Two Minutes to Describe a Life-Changing Experience
By Michael Samuels 09F
Acting President Marlene Gerber Fried says she has been to every Annual Fall Intern Dinner, an event where students who received financial support for summer internships get to describe their experiences.
At this year’s dinner, she told students: “You who are interning are acting on ‘To Know Is Not Enough’.” The students, who attend Hampshire, UMass Amherst, Mt. Holyoke, Smith, Greenfield Community College, and Holyoke Community College, “are the brightest stars” in the Pioneer Valley’s social-activism community, she added.
The organizations that support internships were recognized and thanked—Hampshire’s Career Options Resource Center (CORC), Community Partnership for Social Change (CPSC), Global Migrations Program, and James Baldwin Scholars Program, and the Reproductive Rights Activist Service Corps (RRASC), a national program supported by Hampshire’s Civil Liberties and Public Policy (CLPP) and Population and Development (PopDev) programs.
Before the microphone was passed to students, Dana Finkelstein 04F, Hampshire alumna and CPSC coordinator, explained how to use the stopwatch. Students would have two minutes to talk about their summers—a challenge, it turned out.
“I had five things going at any one time, so it’s really hard to pick one to talk about,” said Hannah Elliott of her CPSC-supported internship with the Rural and Migrant Ministry in Poughkeepsie, NY.
Celine O’Malley tried to say as much as she could about her internship (funded by Global Migrations) with Global Youth Connect in Rwanda, working with Rwandese, Americans, and Canadians, “using the arts in human rights promotion” and aiding child-headed and youth-headed households in that country. “It was just really incredible, and I can’t say enough in two minutes,” she said, out of time.
The difficulty was not just in describing the incredible amount of work done, but also the huge transformations along the way. Smith College student Annum Khan worked at Parkmed Abortion Clinic in New York, in an internship funded by RRASC. “I wanted to be a midwife before this internship,” she said. After seeing the kind of “specific, very complicated surgeries that some of these women need,” and few doctors can give, she changed her plans. “I want to do those complicated surgeries,” she said confidently. “I decided to become a gynecologist.”

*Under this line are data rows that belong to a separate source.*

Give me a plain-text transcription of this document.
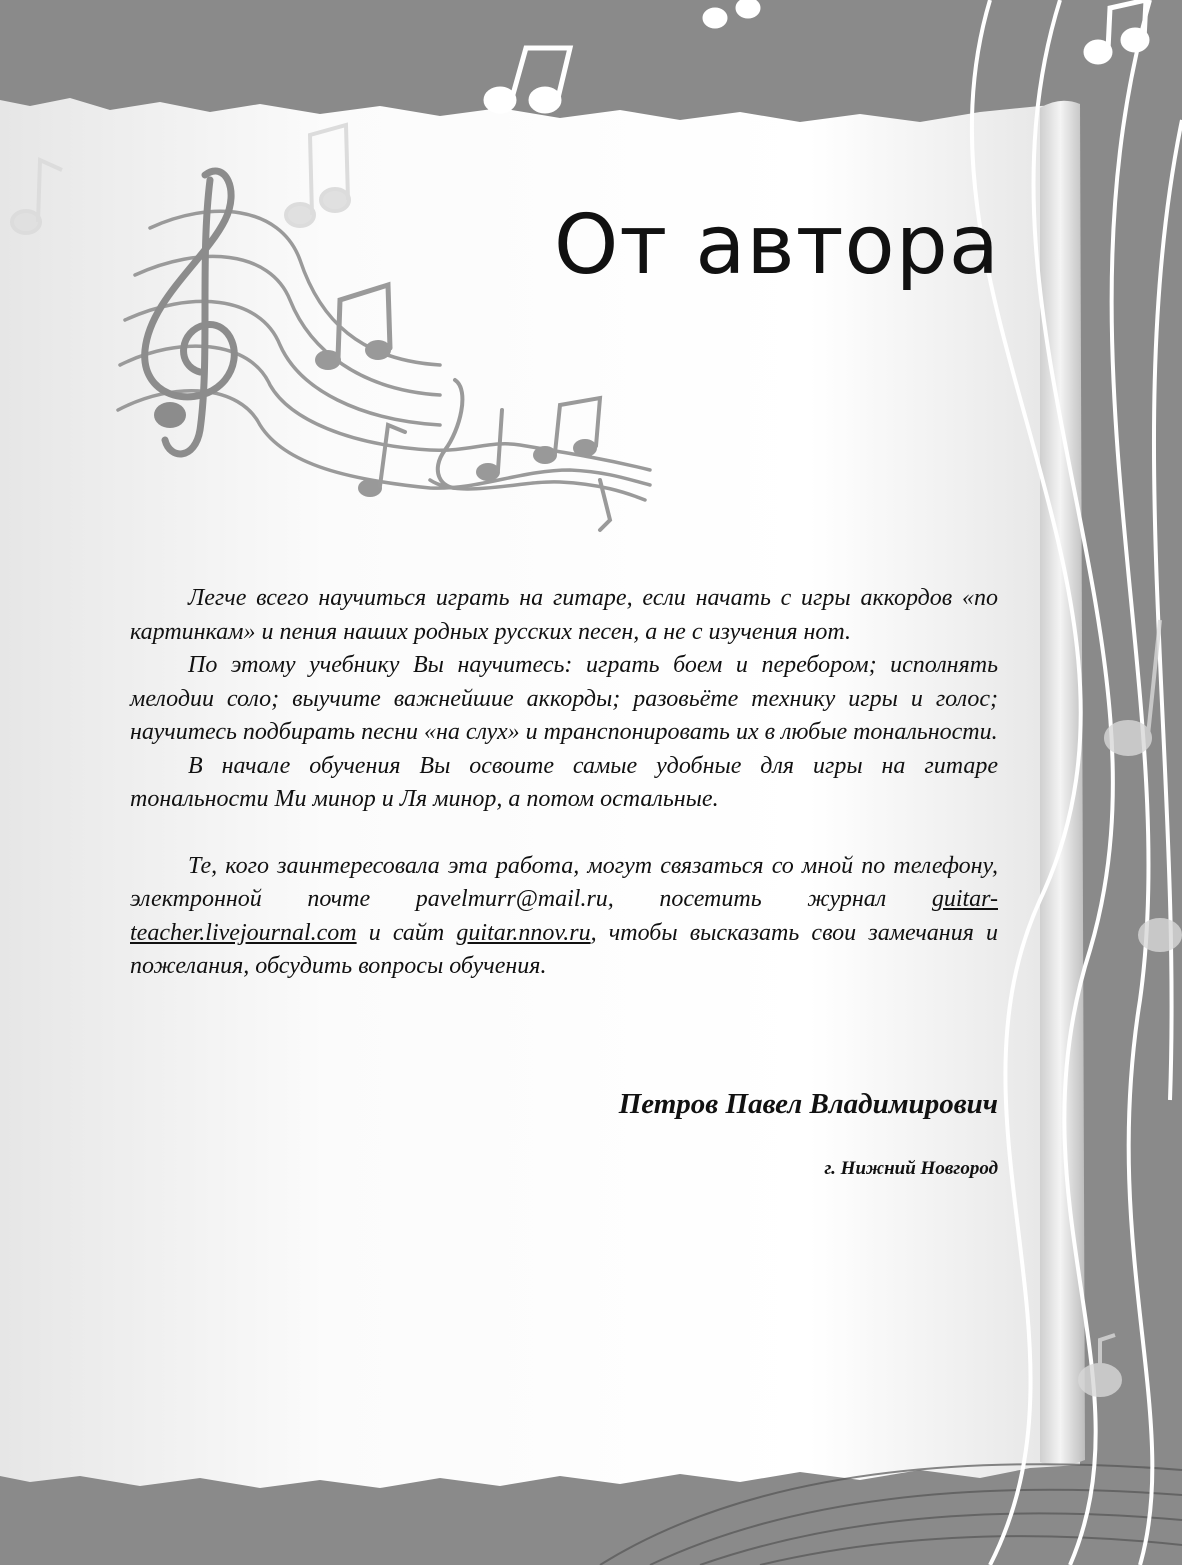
От автора

Легче всего научиться играть на гитаре, если начать с игры аккордов «по картинкам» и пения наших родных русских песен, а не с изучения нот.

По этому учебнику Вы научитесь: играть боем и перебором; исполнять мелодии соло; выучите важнейшие аккорды; разовьёте технику игры и голос; научитесь подбирать песни «на слух» и транспонировать их в любые тональности.

В начале обучения Вы освоите самые удобные для игры на гитаре тональности Ми минор и Ля минор, а потом остальные.

Те, кого заинтересовала эта работа, могут связаться со мной по телефону, электронной почте pavelmurr@mail.ru, посетить журнал guitar-teacher.livejournal.com и сайт guitar.nnov.ru, чтобы высказать свои замечания и пожелания, обсудить вопросы обучения.

Петров Павел Владимирович
г. Нижний Новгород
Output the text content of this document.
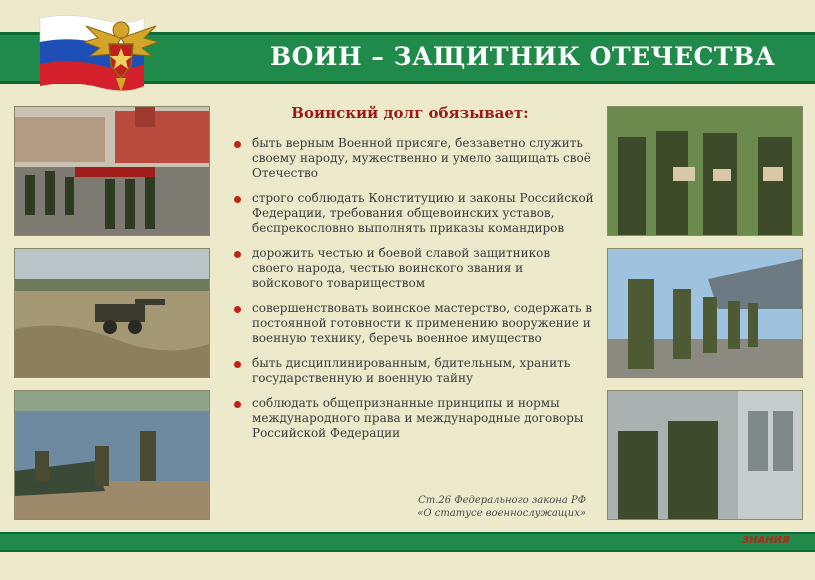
ВОИН – ЗАЩИТНИК ОТЕЧЕСТВА
Воинский долг обязывает:
быть верным Военной присяге, беззаветно служить своему народу, мужественно и умело защищать своё Отечество
строго соблюдать Конституцию и законы Российской Федерации, требования общевоинских уставов, беспрекословно выполнять приказы командиров
дорожить честью и боевой славой защитников своего народа, честью воинского звания и войскового товариществом
совершенствовать воинское мастерство, содержать в постоянной готовности к применению вооружение и военную технику, беречь военное имущество
быть дисциплинированным, бдительным, хранить государственную и военную тайну
соблюдать общепризнанные принципы и нормы международного права и международные договоры Российской Федерации
Ст.26 Федерального закона РФ
«О статусе военнослужащих»
ЗНАНИЯ
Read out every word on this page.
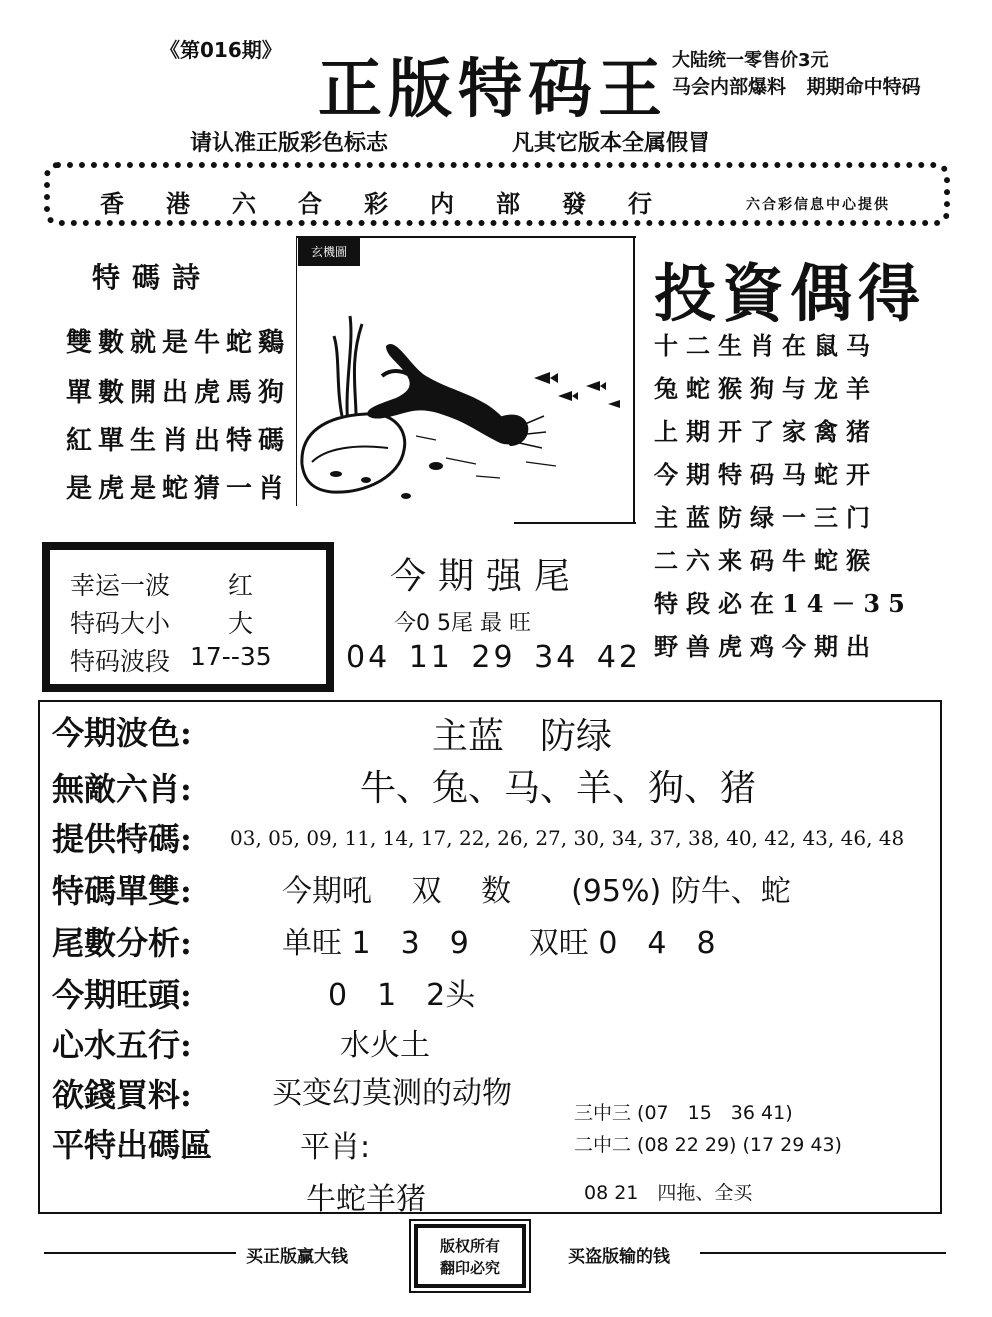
《第016期》
正版特码王 大陆统一零售价3元
马会内部爆料 期期命中特码
请认准正版彩色标志	凡其它版本全属假冒
香港六合彩内部發行	六合彩信息中心提供
特碼詩
雙數就是牛蛇鷄
單數開出虎馬狗
紅單生肖出特碼
是虎是蛇猜一肖
玄機圖
投資偶得
十二生肖在鼠马
兔蛇猴狗与龙羊
上期开了家禽猪
今期特码马蛇开
主蓝防绿一三门
二六来码牛蛇猴
特段必在14－35
野兽虎鸡今期出
幸运一波 红
特码大小 大
特码波段 17--35
今期强尾
今0 5尾 最 旺
04 11 29 34 42
今期波色:	主蓝　防绿
無敵六肖:	牛、兔、马、羊、狗、猪
提供特碼: 03, 05, 09, 11, 14, 17, 22, 26, 27, 30, 34, 37, 38, 40, 42, 43, 46, 48
特碼單雙:	今期吼　 双　 数　　(95%) 防牛、蛇
尾數分析:	单旺 1　3　9　　双旺 0　4　8
今期旺頭:	0　1　2头
心水五行:	水火土
欲錢買料:	买变幻莫测的动物
平特出碼區	平肖:
牛蛇羊猪
三中三 (07　15　36 41)
二中二 (08 22 29) (17 29 43)
08 21　四拖、全买
买正版赢大钱	买盗版输的钱
版权所有
翻印必究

Many students said they will continue the work they started in these internships. “I’m actually going back tomorrow,” said Maya Berkowitz, who interned at Tewa Women United, an organization created by and for Pueblo women in New Mexico.
“Last year I was standing here speaking about Project South, and deciding that I was going to return the next year,” said Monika Martinez. “I’ll be going back again this summer.”
Matthew Gonzalez described how he spent the summer with the New York Civil Liberties Union’s Teen Health Initiative, going all over New York City doing “Know Your Rights” workshops.
With a minute left he stopped and asked, “Am I going too fast?”